[Python-3000] Making more effective use of slice objects in Py3k

Tue Aug 29 21:55:21 CEST 2006

On 8/29/06, Josiah Carlson <jcarlson at uci.edu> wrote:
> "Guido van Rossum" <guido at python.org> wrote:
> > For operations that may be forced to return a new string (e.g.
> > concatenation) I think the return value should always be a new string,
> > even if it could be optimized. So for example if v is a view and s is
> > a string, v+s should always return a new string, even if s is empty.
>
> I'm on the fence about this.  On the one hand, I understand the
> desireability of being able to get the underlying string object without
> difficulty.  On the other hand, its performance characteristics could be
> confusing to users of Python who may have come to expect that "st+''" is
> a constant time operation, regardless of the length of st.

Well views aren't strings. And s+t (for s and t strings) normally
takes O(len(s)+len(t)) time.

The type consistency and predictability is more important to me.

I didn't mean to recommend v+"" as the best way to turn a view v into
a string; that would be str(v).

> The non-null string addition case, I agree that it could make some sense
> to return the string (considering you will need to copy it anyways), but
> if one returned a view on that string, it would be more consistant with
> other methods, and getting the string back via str(view) would offer
> equivalent functionality.  It would also require the user to be explicit
> about what they really want; though there is the argument that if I'm
> passing a string as an operand to addition with a view, I actually want
> a string, so give me one.

I strongly believe you're mistaken here.

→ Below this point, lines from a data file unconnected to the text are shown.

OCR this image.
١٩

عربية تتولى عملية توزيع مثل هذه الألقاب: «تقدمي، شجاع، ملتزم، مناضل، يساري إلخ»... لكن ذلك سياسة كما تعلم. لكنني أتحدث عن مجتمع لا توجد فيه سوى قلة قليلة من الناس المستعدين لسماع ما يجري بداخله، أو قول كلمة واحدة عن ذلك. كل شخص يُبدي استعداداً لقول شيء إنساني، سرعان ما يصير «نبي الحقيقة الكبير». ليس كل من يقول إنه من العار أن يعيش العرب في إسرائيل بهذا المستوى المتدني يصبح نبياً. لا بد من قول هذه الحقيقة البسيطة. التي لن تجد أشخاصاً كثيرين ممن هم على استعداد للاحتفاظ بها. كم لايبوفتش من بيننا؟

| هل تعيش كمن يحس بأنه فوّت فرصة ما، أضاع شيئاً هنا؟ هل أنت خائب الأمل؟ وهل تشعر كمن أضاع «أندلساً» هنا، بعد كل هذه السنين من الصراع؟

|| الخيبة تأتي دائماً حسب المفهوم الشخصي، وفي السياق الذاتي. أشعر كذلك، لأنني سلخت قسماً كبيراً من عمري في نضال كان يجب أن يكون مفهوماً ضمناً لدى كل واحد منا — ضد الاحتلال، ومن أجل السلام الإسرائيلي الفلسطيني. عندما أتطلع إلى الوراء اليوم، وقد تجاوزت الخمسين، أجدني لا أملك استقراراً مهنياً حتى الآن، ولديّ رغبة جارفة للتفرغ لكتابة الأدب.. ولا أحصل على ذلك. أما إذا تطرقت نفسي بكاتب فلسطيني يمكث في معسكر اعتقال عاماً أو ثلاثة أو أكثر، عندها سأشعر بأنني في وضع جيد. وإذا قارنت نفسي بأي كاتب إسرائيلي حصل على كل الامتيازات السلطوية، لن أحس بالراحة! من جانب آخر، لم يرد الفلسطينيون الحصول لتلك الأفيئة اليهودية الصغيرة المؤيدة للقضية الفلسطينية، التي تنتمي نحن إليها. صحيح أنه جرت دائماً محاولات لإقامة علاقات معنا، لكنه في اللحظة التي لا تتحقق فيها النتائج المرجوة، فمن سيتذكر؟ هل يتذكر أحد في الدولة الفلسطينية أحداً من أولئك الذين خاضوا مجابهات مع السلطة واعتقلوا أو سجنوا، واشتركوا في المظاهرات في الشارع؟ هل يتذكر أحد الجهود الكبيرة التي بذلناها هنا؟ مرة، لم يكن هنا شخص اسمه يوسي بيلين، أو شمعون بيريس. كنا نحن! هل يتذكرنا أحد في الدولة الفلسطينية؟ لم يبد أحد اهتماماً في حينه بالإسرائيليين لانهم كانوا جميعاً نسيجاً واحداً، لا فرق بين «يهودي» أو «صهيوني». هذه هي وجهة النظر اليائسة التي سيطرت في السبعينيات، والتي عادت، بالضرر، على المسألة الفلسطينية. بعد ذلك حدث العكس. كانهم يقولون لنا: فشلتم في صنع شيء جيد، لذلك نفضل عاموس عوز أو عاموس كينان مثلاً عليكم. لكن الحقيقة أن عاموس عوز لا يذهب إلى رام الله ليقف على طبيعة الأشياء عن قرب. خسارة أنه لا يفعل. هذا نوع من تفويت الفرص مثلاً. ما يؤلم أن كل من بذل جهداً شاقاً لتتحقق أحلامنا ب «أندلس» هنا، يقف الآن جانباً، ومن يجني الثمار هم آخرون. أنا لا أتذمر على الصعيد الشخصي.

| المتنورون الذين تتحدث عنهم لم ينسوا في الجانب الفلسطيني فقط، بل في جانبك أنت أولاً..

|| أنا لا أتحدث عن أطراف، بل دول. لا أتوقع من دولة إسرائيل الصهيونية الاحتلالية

I don't think users will hvae
any trouble with the concept "operations that don't (necessarily)
return a substring will return a new string.

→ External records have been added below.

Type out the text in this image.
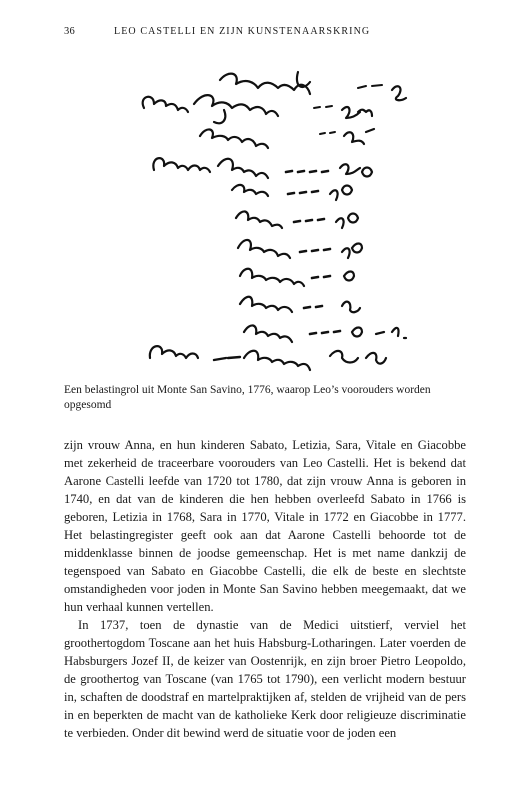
36	LEO CASTELLI EN ZIJN KUNSTENAARSKRING
Een belastingrol uit Monte San Savino, 1776, waarop Leo’s voorouders worden opgesomd

zijn vrouw Anna, en hun kinderen Sabato, Letizia, Sara, Vitale en Giacobbe met zekerheid de traceerbare voorouders van Leo Castelli. Het is bekend dat Aarone Castelli leefde van 1720 tot 1780, dat zijn vrouw Anna is geboren in 1740, en dat van de kinderen die hen hebben overleefd Sabato in 1766 is geboren, Letizia in 1768, Sara in 1770, Vitale in 1772 en Giacobbe in 1777. Het belastingregister geeft ook aan dat Aarone Castelli behoorde tot de middenklasse binnen de joodse gemeenschap. Het is met name dankzij de tegenspoed van Sabato en Giacobbe Castelli, die elk de beste en slechtste omstandigheden voor joden in Monte San Savino hebben meegemaakt, dat we hun verhaal kunnen vertellen.

In 1737, toen de dynastie van de Medici uitstierf, verviel het groothertogdom Toscane aan het huis Habsburg-Lotharingen. Later voerden de Habsburgers Jozef II, de keizer van Oostenrijk, en zijn broer Pietro Leopoldo, de groothertog van Toscane (van 1765 tot 1790), een verlicht modern bestuur in, schaften de doodstraf en martelpraktijken af, stelden de vrijheid van de pers in en beperkten de macht van de katholieke Kerk door religieuze discriminatie te verbieden. Onder dit bewind werd de situatie voor de joden een
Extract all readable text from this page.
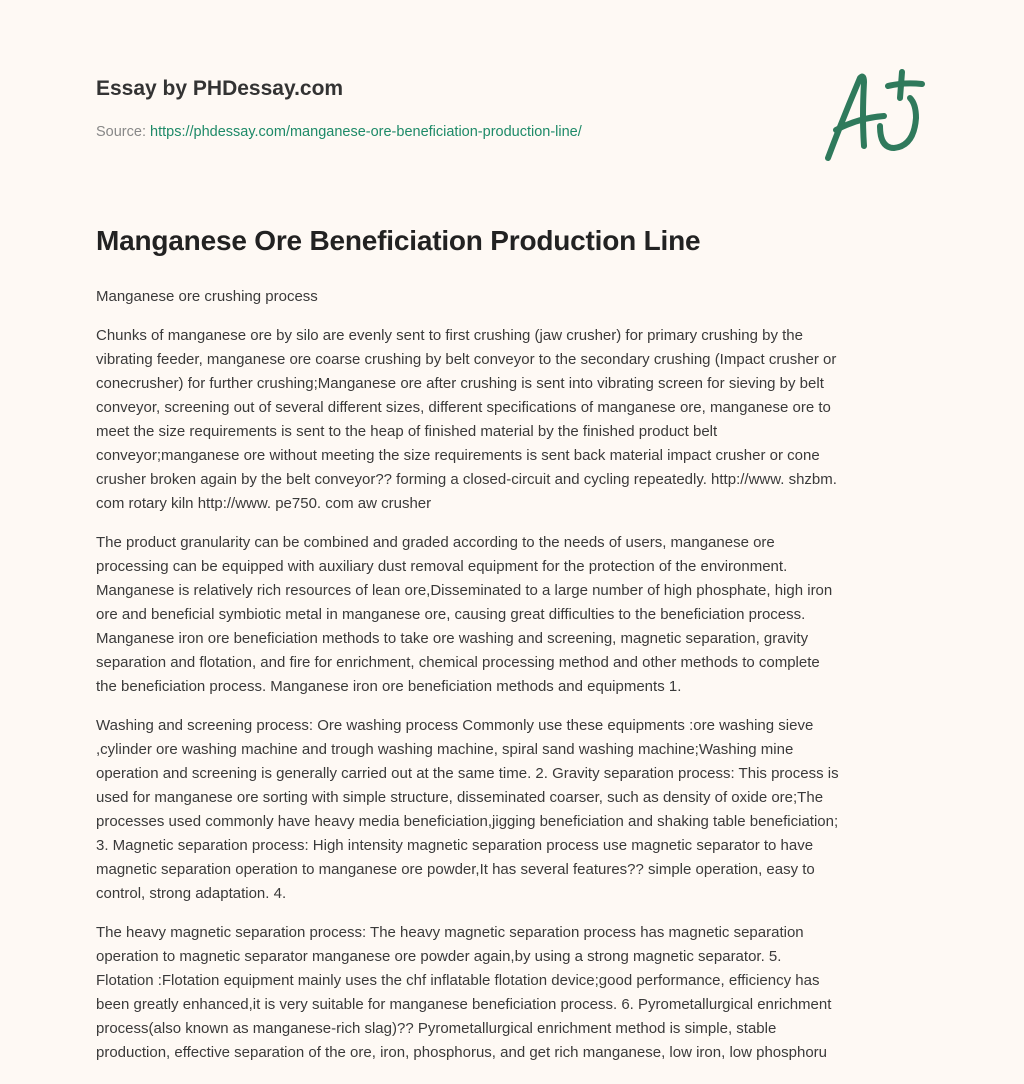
Essay by PHDessay.com
Source: https://phdessay.com/manganese-ore-beneficiation-production-line/
Manganese Ore Beneficiation Production Line

Manganese ore crushing process

Chunks of manganese ore by silo are evenly sent to first crushing (jaw crusher) for primary crushing by the
vibrating feeder, manganese ore coarse crushing by belt conveyor to the secondary crushing (Impact crusher or
conecrusher) for further crushing;Manganese ore after crushing is sent into vibrating screen for sieving by belt
conveyor, screening out of several different sizes, different specifications of manganese ore, manganese ore to
meet the size requirements is sent to the heap of finished material by the finished product belt
conveyor;manganese ore without meeting the size requirements is sent back material impact crusher or cone
crusher broken again by the belt conveyor?? forming a closed-circuit and cycling repeatedly. http://www. shzbm.
com rotary kiln http://www. pe750. com aw crusher

The product granularity can be combined and graded according to the needs of users, manganese ore
processing can be equipped with auxiliary dust removal equipment for the protection of the environment.
Manganese is relatively rich resources of lean ore,Disseminated to a large number of high phosphate, high iron
ore and beneficial symbiotic metal in manganese ore, causing great difficulties to the beneficiation process.
Manganese iron ore beneficiation methods to take ore washing and screening, magnetic separation, gravity
separation and flotation, and fire for enrichment, chemical processing method and other methods to complete
the beneficiation process. Manganese iron ore beneficiation methods and equipments 1.

Washing and screening process: Ore washing process Commonly use these equipments :ore washing sieve
,cylinder ore washing machine and trough washing machine, spiral sand washing machine;Washing mine
operation and screening is generally carried out at the same time. 2. Gravity separation process: This process is
used for manganese ore sorting with simple structure, disseminated coarser, such as density of oxide ore;The
processes used commonly have heavy media beneficiation,jigging beneficiation and shaking table beneficiation;
3. Magnetic separation process: High intensity magnetic separation process use magnetic separator to have
magnetic separation operation to manganese ore powder,It has several features?? simple operation, easy to
control, strong adaptation. 4.

The heavy magnetic separation process: The heavy magnetic separation process has magnetic separation
operation to magnetic separator manganese ore powder again,by using a strong magnetic separator. 5.
Flotation :Flotation equipment mainly uses the chf inflatable flotation device;good performance, efficiency has
been greatly enhanced,it is very suitable for manganese beneficiation process. 6. Pyrometallurgical enrichment
process(also known as manganese-rich slag)?? Pyrometallurgical enrichment method is simple, stable
production, effective separation of the ore, iron, phosphorus, and get rich manganese, low iron, low phosphoru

> I'm going to implement it as returning a view, but leave commented
> sections for some of them to return a string.
>
> > BTW beware that in py3k, strings (which will always be unicode
> > strings) won't support the buffer API -- bytes objects will. Would you
> > want views on strings or ob bytes or on both?
>
> That's tricky.  Views on bytes will come for free, like array, mmap, and
> anything else that supports the buffer protocol. It requires the removal
> of the __hash__ method for mutables, but that is certainly expected.

The question is, how useful is the buffer protocol going to be? We
don't know yet.

> Right now, a large portion of standard library code use strings and
> string methods to handle parsing, etc.  Removing immutable byte strings
> from 3.x seems likely to result in a huge amount of rewriting necessary
> to utilize either bytes or text (something I have mentioned before).  I
> believe that with views on bytes (and/or sufficient bytes methods), the
> vast majority would likely result in the use of bytes.

Um, unless you consider decoding a GIF file "parsing", parsing would
seem to naturally fall in the realm of text (characters), not bytes.

> Having a text view for such situtions that works with the same kinds of
> semantics as the bytes view would be nice from a purity/convenience
> standpoint, and only needing to handle a single data type (text) could
> make its implementation easier.  I don't have any short-term plans of
> writing text views, but it may be somewhat easier to do after I'm done
> with string/byte views.

Unifying the semantics between byte views and text views will be
difficult since bytes are mutable.

I recommend that you have a good look at the bytes implementation in
the p3yk branch.

-- 
--Guido van Rossum (home page: http://www.python.org/~guido/)